Monete Russe, Qual è il Valore del Rublo e del Chervonetz

Tra le tante monete che esistono al mondo, si può affermare senza sbagliare, che gli appassionati di numismatica trovano particolarmente affascinanti le Monete Russe, ovvero il Rublo, che è decisamente molto ricercato. Ma qual è il suo valore? E quali sono le sue caratteristiche?

Come abbiamo accennato poco sopra le Monete Russe esercitano sui collezionisti un fascino particolarmente irresistibile, soprattutto se parliamo di quelle cosiddette antiche come lo Chervonetz coniato nel 1923 dall’Unione Sovietica suddiviso in banconote da:

  • 1
  • 3
  • 5
  • 10
  • 25
  • Una moneta d’oro il cui valore corrisponde a 1 Chervonetz.

 

Quanto Valgono le Monete Russe

La loro stima, attualmente, si aggira intorno ai 300 Euro per uno Chervonetz risalente agli anni che vanno dal 1975 fino al 1982, mentre uno coniato nel 1923 può addirittura arrivare ad essere pagato la bellezza di 2500 Euro.

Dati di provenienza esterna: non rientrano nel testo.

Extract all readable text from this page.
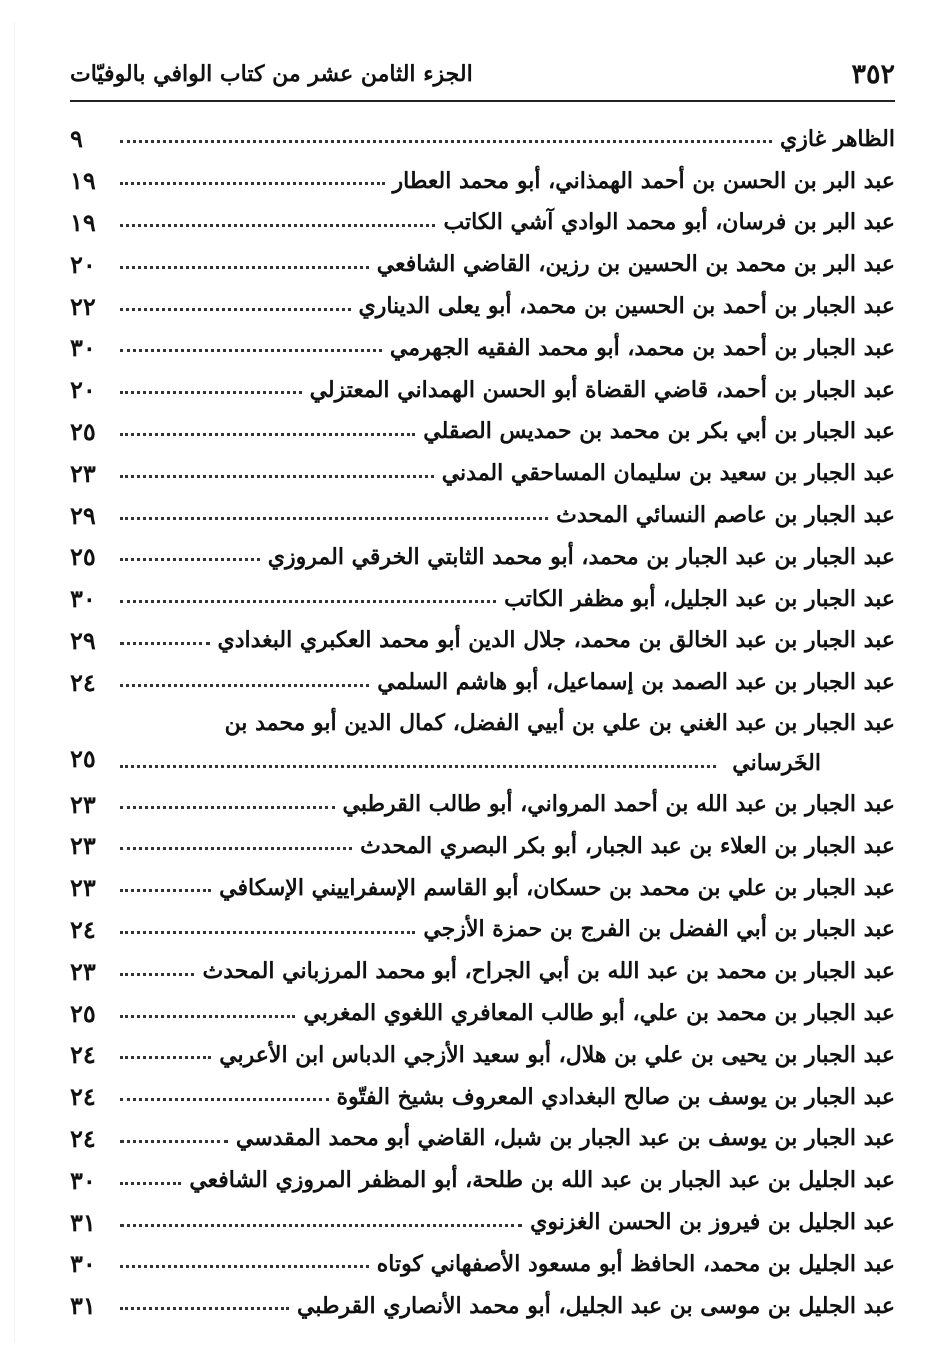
٣٥٢
الجزء الثامن عشر من كتاب الوافي بالوفيّات
الظاهر غازي
٩
عبد البر بن الحسن بن أحمد الهمذاني، أبو محمد العطار
١٩
عبد البر بن فرسان، أبو محمد الوادي آشي الكاتب
١٩
عبد البر بن محمد بن الحسين بن رزين، القاضي الشافعي
٢٠
عبد الجبار بن أحمد بن الحسين بن محمد، أبو يعلى الديناري
٢٢
عبد الجبار بن أحمد بن محمد، أبو محمد الفقيه الجهرمي
٣٠
عبد الجبار بن أحمد، قاضي القضاة أبو الحسن الهمداني المعتزلي
٢٠
عبد الجبار بن أبي بكر بن محمد بن حمديس الصقلي
٢٥
عبد الجبار بن سعيد بن سليمان المساحقي المدني
٢٣
عبد الجبار بن عاصم النسائي المحدث
٢٩
عبد الجبار بن عبد الجبار بن محمد، أبو محمد الثابتي الخرقي المروزي
٢٥
عبد الجبار بن عبد الجليل، أبو مظفر الكاتب
٣٠
عبد الجبار بن عبد الخالق بن محمد، جلال الدين أبو محمد العكبري البغدادي
٢٩
عبد الجبار بن عبد الصمد بن إسماعيل، أبو هاشم السلمي
٢٤
عبد الجبار بن عبد الغني بن علي بن أبيي الفضل، كمال الدين أبو محمد بن
الخَرساني
٢٥
عبد الجبار بن عبد الله بن أحمد المرواني، أبو طالب القرطبي
٢٣
عبد الجبار بن العلاء بن عبد الجبار، أبو بكر البصري المحدث
٢٣
عبد الجبار بن علي بن محمد بن حسكان، أبو القاسم الإسفراييني الإسكافي
٢٣
عبد الجبار بن أبي الفضل بن الفرج بن حمزة الأزجي
٢٤
عبد الجبار بن محمد بن عبد الله بن أبي الجراح، أبو محمد المرزباني المحدث
٢٣
عبد الجبار بن محمد بن علي، أبو طالب المعافري اللغوي المغربي
٢٥
عبد الجبار بن يحيى بن علي بن هلال، أبو سعيد الأزجي الدباس ابن الأعربي
٢٤
عبد الجبار بن يوسف بن صالح البغدادي المعروف بشيخ الفتّوة
٢٤
عبد الجبار بن يوسف بن عبد الجبار بن شبل، القاضي أبو محمد المقدسي
٢٤
عبد الجليل بن عبد الجبار بن عبد الله بن طلحة، أبو المظفر المروزي الشافعي
٣٠
عبد الجليل بن فيروز بن الحسن الغزنوي
٣١
عبد الجليل بن محمد، الحافظ أبو مسعود الأصفهاني كوتاه
٣٠
عبد الجليل بن موسى بن عبد الجليل، أبو محمد الأنصاري القرطبي
٣١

Oggigiorno invece la valuta ufficiale russa è formata dal Rublo e dal Copeco che in Fior di Conio valgono circa 5 Euro, mentre per acquistare un Rublo Commemorativo per duecentesimo anniversario della Guerra Napoleonica avvenuta nel 1812, di cui ne sono stati messi in circolazione sono 5 milioni di pezzi, bastano poco meno di 30 Euro.

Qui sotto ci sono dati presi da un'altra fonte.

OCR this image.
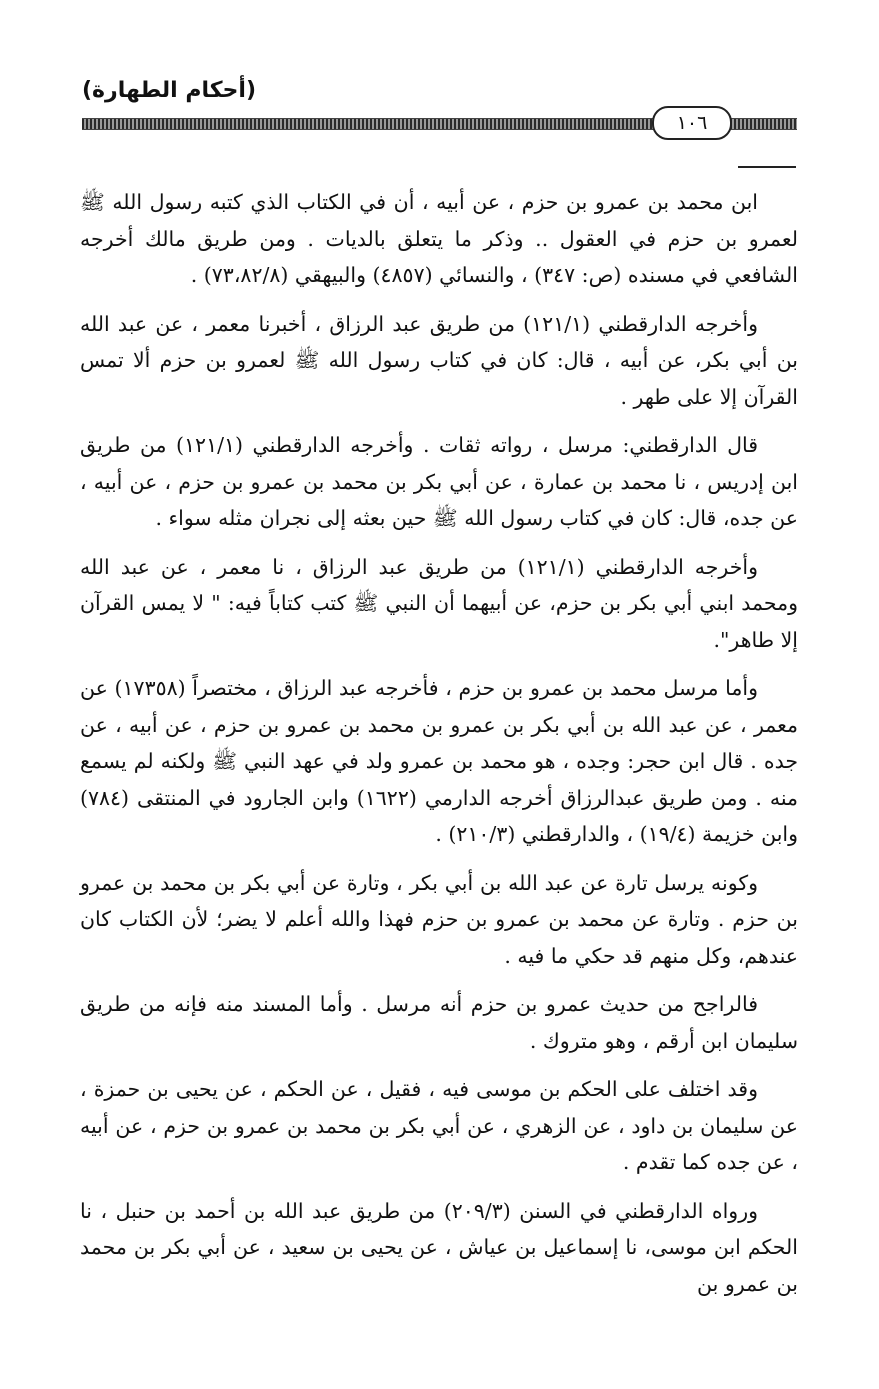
(أحكام الطهارة)
١٠٦

ابن محمد بن عمرو بن حزم ، عن أبيه ، أن في الكتاب الذي كتبه رسول الله ﷺ لعمرو بن حزم في العقول .. وذكر ما يتعلق بالديات . ومن طريق مالك أخرجه الشافعي في مسنده (ص: ٣٤٧) ، والنسائي (٤٨٥٧) والبيهقي (٧٣،٨٢/٨) .

وأخرجه الدارقطني (١٢١/١) من طريق عبد الرزاق ، أخبرنا معمر ، عن عبد الله بن أبي بكر، عن أبيه ، قال: كان في كتاب رسول الله ﷺ لعمرو بن حزم ألا تمس القرآن إلا على طهر .

قال الدارقطني: مرسل ، رواته ثقات . وأخرجه الدارقطني (١٢١/١) من طريق ابن إدريس ، نا محمد بن عمارة ، عن أبي بكر بن محمد بن عمرو بن حزم ، عن أبيه ، عن جده، قال: كان في كتاب رسول الله ﷺ حين بعثه إلى نجران مثله سواء .

وأخرجه الدارقطني (١٢١/١) من طريق عبد الرزاق ، نا معمر ، عن عبد الله ومحمد ابني أبي بكر بن حزم، عن أبيهما أن النبي ﷺ كتب كتاباً فيه: " لا يمس القرآن إلا طاهر".

وأما مرسل محمد بن عمرو بن حزم ، فأخرجه عبد الرزاق ، مختصراً (١٧٣٥٨) عن معمر ، عن عبد الله بن أبي بكر بن عمرو بن محمد بن عمرو بن حزم ، عن أبيه ، عن جده . قال ابن حجر: وجده ، هو محمد بن عمرو ولد في عهد النبي ﷺ ولكنه لم يسمع منه . ومن طريق عبدالرزاق أخرجه الدارمي (١٦٢٢) وابن الجارود في المنتقى (٧٨٤) وابن خزيمة (١٩/٤) ، والدارقطني (٢١٠/٣) .

وكونه يرسل تارة عن عبد الله بن أبي بكر ، وتارة عن أبي بكر بن محمد بن عمرو بن حزم . وتارة عن محمد بن عمرو بن حزم فهذا والله أعلم لا يضر؛ لأن الكتاب كان عندهم، وكل منهم قد حكي ما فيه .

فالراجح من حديث عمرو بن حزم أنه مرسل . وأما المسند منه فإنه من طريق سليمان ابن أرقم ، وهو متروك .

وقد اختلف على الحكم بن موسى فيه ، فقيل ، عن الحكم ، عن يحيى بن حمزة ، عن سليمان بن داود ، عن الزهري ، عن أبي بكر بن محمد بن عمرو بن حزم ، عن أبيه ، عن جده كما تقدم .

ورواه الدارقطني في السنن (٢٠٩/٣) من طريق عبد الله بن أحمد بن حنبل ، نا الحكم ابن موسى، نا إسماعيل بن عياش ، عن يحيى بن سعيد ، عن أبي بكر بن محمد بن عمرو بن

Invece, per volesse avere all’interno della propria collezione le ricercatissime monete commemorative dei Giochi Olimpici invernali di Sochi del 2014, anche in questo caso non dovrà preoccuparsi di dover spendere cifre da capogiro in quanto il loro valore si aggira intorno ai 4 Euro.

 

Chervonetz

I Chervonetz dell’ex Unione Sovietica, che sono stati coniati per un tempo relativamente breve che va solo dal 1923 al 1924, sulla faccia anteriore avevano incisi una Falce e un Martello su una cartella mentre ai lati erano state poste due spighe di grano, in basso invece c’era l’acronimo Rssfr e in forma circolare era stata posta la scritta Proletari di Tutti i Paesi Unitevi. Sulla faccia posteriore invece in alto era stato riportato il valore nominale, in basso sulla sinistra l’anno di coniazione e al centro l’effige del seminatore.

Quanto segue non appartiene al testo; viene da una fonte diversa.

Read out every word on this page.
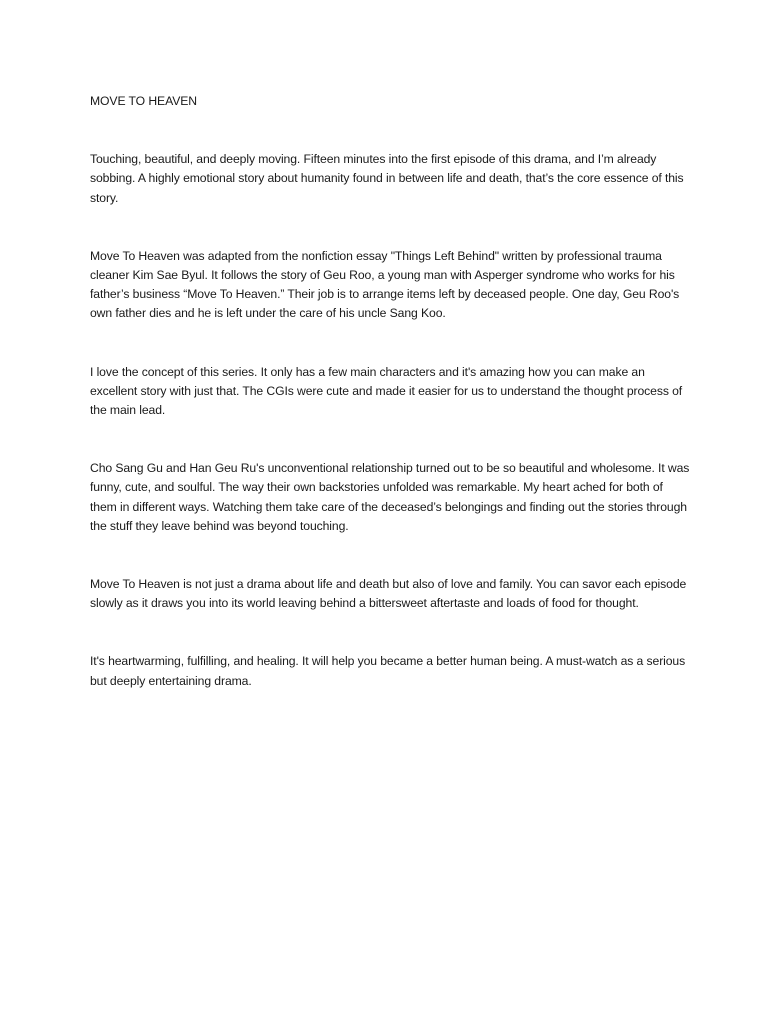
MOVE TO HEAVEN

Touching, beautiful, and deeply moving. Fifteen minutes into the first episode of this drama, and I’m already sobbing. A highly emotional story about humanity found in between life and death, that’s the core essence of this story.

Move To Heaven was adapted from the nonfiction essay "Things Left Behind" written by professional trauma cleaner Kim Sae Byul. It follows the story of Geu Roo, a young man with Asperger syndrome who works for his father’s business “Move To Heaven.” Their job is to arrange items left by deceased people. One day, Geu Roo's own father dies and he is left under the care of his uncle Sang Koo.

I love the concept of this series. It only has a few main characters and it's amazing how you can make an excellent story with just that. The CGIs were cute and made it easier for us to understand the thought process of the main lead.

Cho Sang Gu and Han Geu Ru's unconventional relationship turned out to be so beautiful and wholesome. It was funny, cute, and soulful. The way their own backstories unfolded was remarkable. My heart ached for both of them in different ways. Watching them take care of the deceased’s belongings and finding out the stories through the stuff they leave behind was beyond touching.

Move To Heaven is not just a drama about life and death but also of love and family. You can savor each episode slowly as it draws you into its world leaving behind a bittersweet aftertaste and loads of food for thought.

It's heartwarming, fulfilling, and healing. It will help you became a better human being. A must-watch as a serious but deeply entertaining drama.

Successivamente l’idea di coniare nuovamente il Chervonetz venne ripresa dal Governo di Leningrado, che nel 1925 realizzò dei pezzi di Prova in rame e in oro, attualmente ad essere sopravvissuti fino ai giorni nostri sono stati 5 esemplari d’oro e uno di rame, i quali sono conservati al sicuro all’interno di due musei. Infine, queste monete sono state messe nuovamente in circolazione in anni più decisamente più recenti, ovvero dal 1975 fino al 1982.

Urss Chervonetz

Rublo

Per quanto riguarda il Rublo (che letteralmente significa tagliare), che per chi non lo sapesse è formato da 100 Coperni (che letteralmente può essere tradotto come lancia, che appunto era la prima effige incisa su queste monete), i tagli disponibili vengono suddivisi nel seguente modo:

  • 1, 5, 10 e 50 Coperni
  • 1, 2, 5 e 10 Rubli

Inoltre il Rublo (che è diventata la valuta ufficiale della Federazione Russa nel 1991, in realtà era utilizzata anche al tempo dell’ex Unione Sovietica che l’aveva adottata dal 1923 fino al 1991) è disponibile sia in versione cartacea, quindi sotto forma di banconota, sia in moneta.